A América Latina vive um momento desafiador. Aos problemas econômicos, sociais e de segurança soma-se uma crescente crise de confiança. Em muitos países, os cidadãos sentem-se cada vez mais distantes de seus dirigentes e menos convencidos de que a política seja capaz de oferecer soluções duradouras.
Nesse contexto, vale a pena observar um fenômeno aparentemente distante da política: a admiração que Lionel Messi desperta em milhões de pessoas ao redor do mundo. Não porque seja jogador de futebol. Não porque tenha conquistado títulos históricos. E certamente não porque deva servir como modelo para governar um país.
A razão é outra. Messi representa um tipo de liderança que parece cada vez mais raro na vida pública latino-americana. Milhões de pessoas de diferentes ideologias, religiões, gerações e nacionalidades o respeitam. Em uma região marcada pela polarização, esse consenso é algo extraordinário.

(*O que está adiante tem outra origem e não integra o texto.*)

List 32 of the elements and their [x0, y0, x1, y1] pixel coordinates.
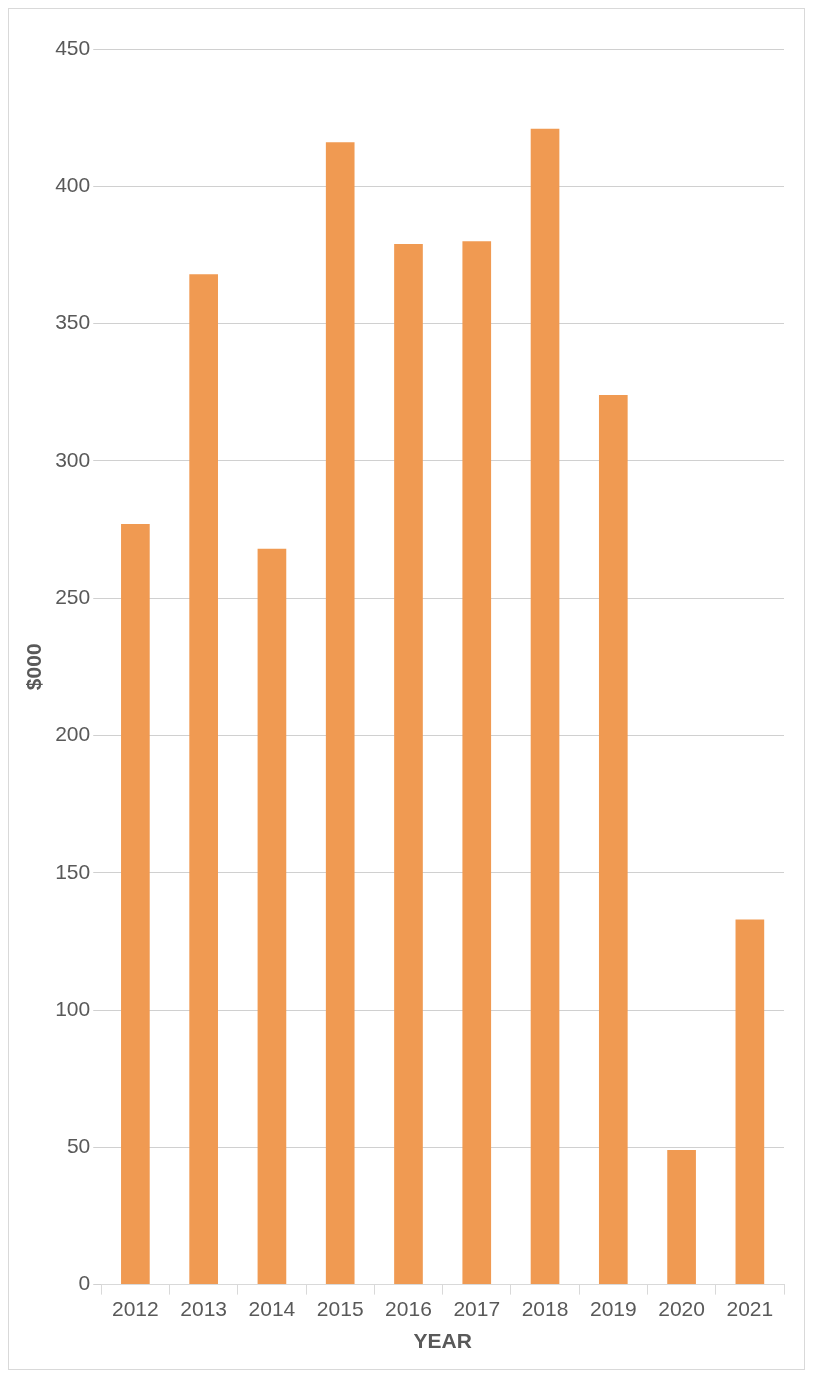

A primeira lição é a humildade. Em uma época em que muitos líderes acreditam que a visibilidade permanente é sinônimo de liderança, Messi seguiu o caminho oposto. Mesmo depois de conquistar praticamente tudo o que um atleta pode conquistar, nunca precisou proclamar-se o melhor. Sua autoridade foi construída pelos resultados e não pela autopromoção.